My feeling is that no matter how terrible the crimes, indignation won't get us very far if we do not have an effective solution in mind. The problem in Rwanda was not just that the world was inattentive, but that Western leaders were understandably hesitant to start off on open-ended adventures in Africa, no matter how grounded and funded. It is significant that the problems in Rwanda were largely resolved only after Tutsi forces were able to retake the country. Serious fighting and crime continues across the border in the Congo (with perhaps more victims than in Darfur), but the level in Rwanda itself is acceptable. The international presence that has been established in Congo is insufficient to accomplish much; the troops sent in are so undisciplined that they have themselves become part of the problem.

This suggests to me that we must build solutions wherever possible around identifying a local actor and going with it, even if the actor is not perfect either morally or organizationally.

We should remember the Kurds we protected in their mountains in the 1990s with the no-fly zone and the Albanians we protected largely through the use of air power. Using such examples, we need to develop a set of strategies, accompanied by the identification of the necessary forces and matériel, that would be able to provide rapid protection to areas such as Darfur. In Kurdistan, our support worked because we stuck to our policy and the Kurds had enough forces on the ground to uphold their end. The Darfur independence movements are more doubtful. But they have been in the field for some years and they have a direct and real interest in the outcome. We should make a decision to both support them and protect them, with the commitment of no more than minimal American force on the ground. Use of air power here is difficult because of the distances, but relatively easy because of the lack of cover in the relatively treeless area. The "protection" would extend to the considerable international charitable work that is being carried on today in Darfur and Chad under very difficult conditions. Ideally, we would intervene with the assistance of NATO, the United Nations or the African Union. But the fact is these potential allies have a poor track record of actually doing anything. African forces are in Darfur now, but they are not doing much.
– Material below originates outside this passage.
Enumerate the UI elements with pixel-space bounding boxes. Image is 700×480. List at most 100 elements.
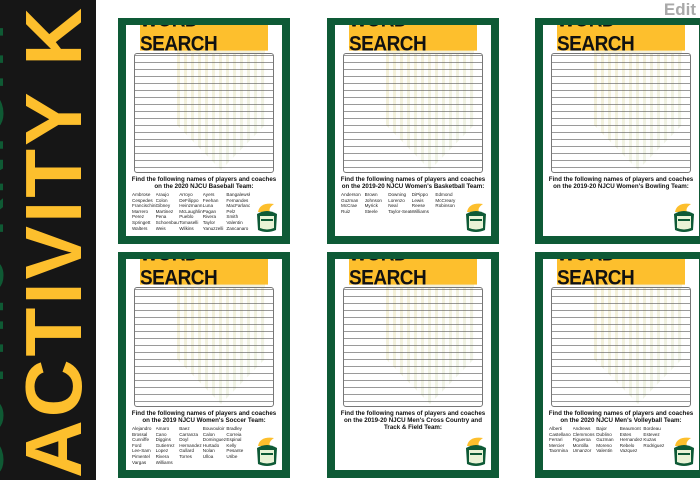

First, we would hope to stabilize the situation. Then we would food and medical assistance and local development reach a sustainable poverty level. The goal in the long run would be a vote for independence under outside supervision somewhat as happened in East Timor. To move forward effectively, we would need to mend or maintain fences with the larger African and Arab world. Their leaders condemn actions against an African state or a Muslim state etc. Our job would be to simply point out to them the gravity of the situation, reiterating that everyone affected is both African and Muslim (unlike what was happening in Southern Sudan).

One should note that we should regularly draw clear policy distinctions between situations that "deserve" outside intervention because of the gravity of the crimes against the people. The Taliban invited our intervention by their record, even leaving aside 9/11. In a sense Saddam did deserve what he got. Certainly the leaders of North Korea will deserve whatever happens to them. (The feckless leaders of the Congos deserve intervention but not for the same reasons.) We should make clear that only a very high level of inhumane behavior will cause the United States to intervene. (This certainly does not include situations like that in Iran. Iran's leaders are not torturing and killing en masse or willfully neglecting the interests of their people.) We need by our actions and pronouncements over a period of years to develop these distinctions, so that when we need the world leaders to believe what we say our purposes are when we intervene, enough of them will.